Prospective shipping magnates will be interested in Time Investments’ new Shipping enterprise investment scheme (EIS).

The scheme is seeking to raise £20m, split across four tranches, which will be used to invest in ‘handymax’ or ‘supramax’ dry bulk vessels, defined as those with a dead weight tonnage between 40,000 and 59,999 dwt. These smaller freighters, dubbed the ‘workhorses of the sea’, are typically used to ship commodities. They cost around £5m each, so each tranche will be used to buy one ship.

Revenue will come from leasing the boats on 12-month charters and Time has partnered with specialists British Marine to run that side of the business.

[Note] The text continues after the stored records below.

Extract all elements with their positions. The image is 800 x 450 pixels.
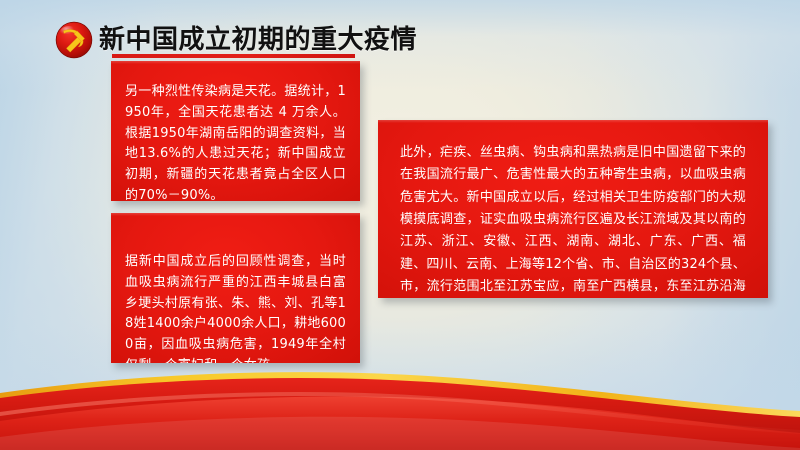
schistosomiasis-survey-panel: 据新中国成立后的回顾性调查，当时血吸虫病流行严重的江西丰城县白富乡埂头村原有张、… <box>111 213 360 363</box>
page-title: 新中国成立初期的重大疫情 <box>99 27 417 53</box>
title-underline-bar <box>112 54 355 58</box>
parasitic-diseases-panel-text: 此外，疟疾、丝虫病、钩虫病和黑热病是旧中国遗留下来的在我国流行最广、危害性最大的… <box>400 142 746 298</box>
schistosomiasis-panel-text: 据新中国成立后的回顾性调查，当时血吸虫病流行严重的江西丰城县白富乡埂头村原有张、… <box>125 252 346 363</box>
ccp-party-emblem-icon <box>55 21 93 59</box>
slide-canvas: 新中国成立初期的重大疫情 另一种烈性传染病是天花。据统计，1950年，全国天花患… <box>0 0 800 450</box>
smallpox-panel-text: 另一种烈性传染病是天花。据统计，1950年，全国天花患者达 4 万余人。根据19… <box>125 82 346 201</box>
parasitic-diseases-panel: 此外，疟疾、丝虫病、钩虫病和黑热病是旧中国遗留下来的在我国流行最广、危害性最大的… <box>378 120 768 298</box>
smallpox-info-panel: 另一种烈性传染病是天花。据统计，1950年，全国天花患者达 4 万余人。根据19… <box>111 61 360 201</box>
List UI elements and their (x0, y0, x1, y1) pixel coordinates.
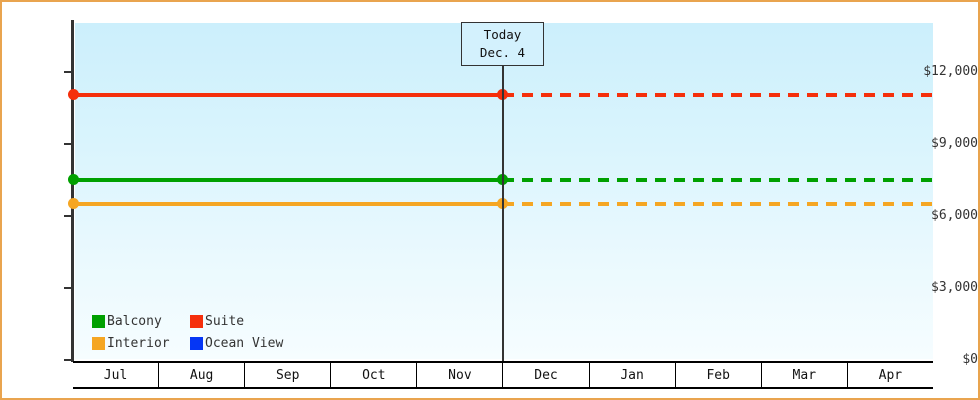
y-tick-label-3000: $3,000 (916, 280, 978, 295)
x-axis-month-cell[interactable]: Sep (245, 363, 331, 387)
y-tick-9000 (64, 143, 73, 145)
x-axis-month-cell[interactable]: Feb (676, 363, 762, 387)
x-axis-month-cell[interactable]: Apr (848, 363, 933, 387)
series-line-interior-solid (73, 202, 503, 206)
series-line-balcony-dashed (503, 178, 933, 182)
y-tick-6000 (64, 215, 73, 217)
legend-item-interior[interactable]: Interior (92, 336, 190, 351)
series-line-balcony-solid (73, 178, 503, 182)
legend-swatch-interior (92, 337, 105, 350)
legend-item-suite[interactable]: Suite (190, 314, 288, 329)
series-line-suite-dashed (503, 93, 933, 97)
today-vertical-line (502, 65, 504, 361)
series-line-suite-solid (73, 93, 503, 97)
y-tick-12000 (64, 71, 73, 73)
x-axis-month-cell[interactable]: Nov (417, 363, 503, 387)
series-marker-balcony (68, 174, 79, 185)
y-tick-label-9000: $9,000 (916, 136, 978, 151)
x-axis-month-cell[interactable]: Jan (590, 363, 676, 387)
y-tick-label-12000: $12,000 (916, 64, 978, 79)
legend-item-balcony[interactable]: Balcony (92, 314, 190, 329)
today-label-line2: Dec. 4 (462, 44, 543, 62)
x-axis-month-cell[interactable]: Aug (159, 363, 245, 387)
x-axis-month-cell[interactable]: Jul (73, 363, 159, 387)
legend-swatch-ocean-view (190, 337, 203, 350)
legend-item-ocean-view[interactable]: Ocean View (190, 336, 288, 351)
series-marker-suite (68, 89, 79, 100)
y-tick-label-6000: $6,000 (916, 208, 978, 223)
legend-row-2: Interior Ocean View (92, 332, 322, 354)
today-label-line1: Today (462, 26, 543, 44)
x-axis-month-cell[interactable]: Oct (331, 363, 417, 387)
legend-label-suite: Suite (205, 314, 244, 329)
y-tick-0 (64, 359, 73, 361)
series-marker-interior (68, 198, 79, 209)
x-axis-month-cell[interactable]: Dec (503, 363, 589, 387)
legend-label-interior: Interior (107, 336, 170, 351)
legend-swatch-suite (190, 315, 203, 328)
x-axis-month-bar: Jul Aug Sep Oct Nov Dec Jan Feb Mar Apr (73, 361, 933, 389)
legend-label-ocean-view: Ocean View (205, 336, 283, 351)
legend-row-1: Balcony Suite (92, 310, 322, 332)
legend-swatch-balcony (92, 315, 105, 328)
y-tick-3000 (64, 287, 73, 289)
series-line-interior-dashed (503, 202, 933, 206)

No debt is used to purchase the ships, which will eventually either be sold on the second-hand market or for scrap. The scheme is targeting a base case return of £1.27 per pound (before tax relief) over a timescale of four to five years.

The EIS will close to new investment either at the end of the 2015/2016 tax year or when it reaches its £20m capacity, whichever happens first.

Minimum investment is £10,000 with an initial fee of 3 per cent. Time will charge a services fee of 1.75 per cent pa and a performance fee of 20 per cent of proceeds between £1.05 and £1.25 will apply upon realisation.

The EIS also has a hedging strategy in place to mitigate currency risk.

time-investments.com

Comment:

Owning a ship is just a dream for all but the most wealthy individuals, but the comparatively low minimum investment makes this EIS one of the most accessible ways of realising it.

It should be noted that the scheme alone features no diversification. It does not invest in the shipping industry as a whole; each tranche will only have exposure to one ship. As such, the investment is not so much a case of putting all your eggs in one basket, but rather only having one egg.

That said, it could provide something a bit different for an adventurous investor looking to add to an already diversified portfolio.

The EIS structure counters risk too. Should the worst happen, selling the ship for scrap would still return about 40 per cent of the initial outlay at today’s prices. In that scenario, once loss relief is taken into account, Time estimates that a higher-rate taxpayer could salvage 82 per cent of their original investment.

So far, this government has been keen to promote EISs and there are no signs that will change. Maritime industry has also been identified as a key area of growth with the Department of Transport forecasting seaborne trade to double over the next 15 years. Further, any recovery in commodities markets should bolster the rates that can be charged for charters.